For California there was 30 questions and youre only allowed to miss 4.

AMR has the test on their website. A lot of the same questions were on the test.

It was pretty much common sense though.


----------



## TransportJockey (Jan 25, 2010)

Ediron said:


> does anyone know how many questions will be on the
> DMV's ambulance test?
> 
> and how many you can miss?


Keep in mind not everywhere requires one of them EVOC licenses. Post your location if you want accurate help


----------



## JPINFV (Jan 25, 2010)

It's another Califonria ambulance driver cert thread.


----------



## Mountain Res-Q (Jan 25, 2010)

JPINFV said:


> It's another Califonria ambulance driver cert thread.



Do you believe in Déjà vu?  :wacko:


----------



## JPINFV (Jan 25, 2010)

Déjà vu is just a change in the Matrix.


----------



## MusicMedic (Jan 26, 2010)

He's in LA county.. lol Deja Vu is a _Glitch/Trap_ in the matrix


----------



## JPINFV (Jan 26, 2010)

It's a glitch from a change in the matrix. The change in the matrix film was the setting of the trap.

[YOUTUBE]http://www.youtube.com/watch?v=z_KmNZNT5xw[/YOUTUBE]
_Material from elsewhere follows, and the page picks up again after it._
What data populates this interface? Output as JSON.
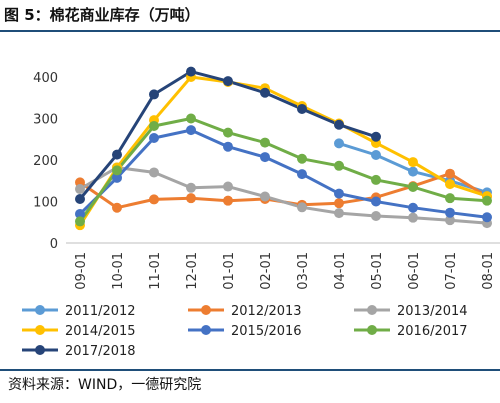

It's dangerous to challenge my movie references. I'm freakishly good at random movie references.


----------



## MusicMedic (Jan 26, 2010)

haha i thought so

The Matrix is one of my Fav movies

haha but alas you win!!


----------



## Angel (Jan 26, 2010)

this post just proves that the OP is lazy...


----------



## SpringCube (Nov 17, 2013)

Dude thank you man


----------



## Emptythought (Nov 29, 2013)

Good luck


----------